This is for the girls that need to be with their boyfriend every minute. This is for the girls that move in with their boyfriend less than 2 months of dating. This is for the girls that don’t let their boyfriend have his "guy time" and I mean alone, not with you.
I'm tired of watching from the sidelines and seeing girls smother their boyfriends every day. I understand you guys like each other and want to spend every waking moment with them, but you don’t need to smother them.
The first year in a new relationship is called the honeymoon stage. Everything is going great and then you think that moving in with each other would be a great idea. You don't truly know someone until after 2 years of dating someone, so why move in with each other when it has only been less than 6 months of meeting this guy? And while you're paying all of your attention to your boyfriend, you forget about your friends and family.
Here’s a little secret tip about men for you- Just like how you need your friends, they need their alone time also. While you are paying all of your attention to your boyfriend, you forget about your friends and family. I know lots of girls that think guys don’t need their guy time but that's the key to having a good relationship. Giving them their space does more good for your relationship than piling on the love. Yes, they might play their video games every night with each other and you hang out with his friends, but guys need time away from their girlfriends where they can act like boys and not get judged for acting stupid.

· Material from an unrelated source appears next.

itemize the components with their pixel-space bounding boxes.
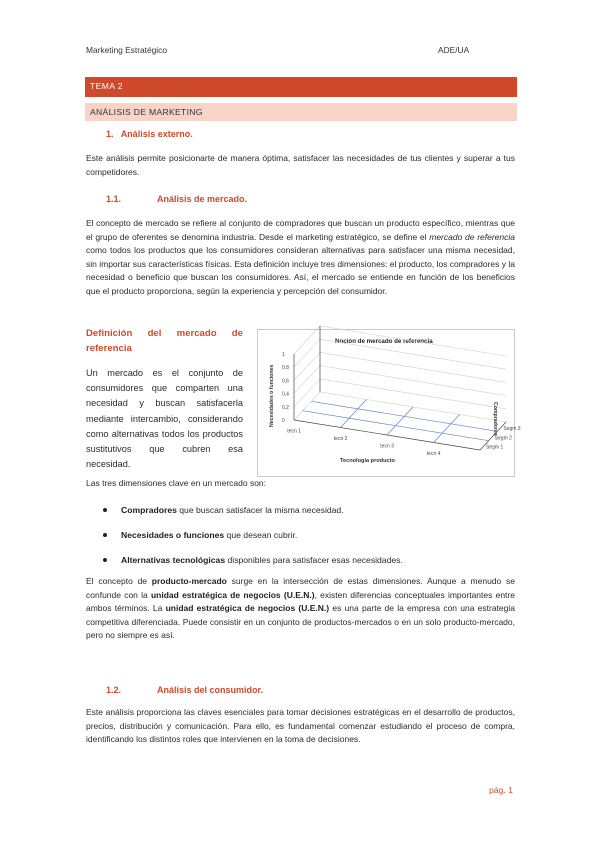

Hanging out with you and his friends is not the same as having their alone time.
Also while you are with each other every day, there won't be room for him to miss you. Guys are wired differently and within that space that you give them, they will start to appreciate you more and start to miss you more. He will actually mean it when he says “I miss you too” after not seeing each other for a weekend.
Yes, some of you are ready for the next step into the future and want to get married, but like I said, the first year of any relationship is the honeymoon phase and you guys are still getting to know each other. That's never a good time to move in together. I see so many relationships fail and end fast because of that reason. That won't make for a healthy relationship because guys don’t like getting smothered. When you give him space, he starts to think of the last time you guys hung out and he will start to see how much you trust him than actually telling him you do. That's when he will start to see a future with you. Do I hear wedding bells?
The best part of giving your guy his alone time is he will be less of a grump at home. In my book, that's a win-win situation.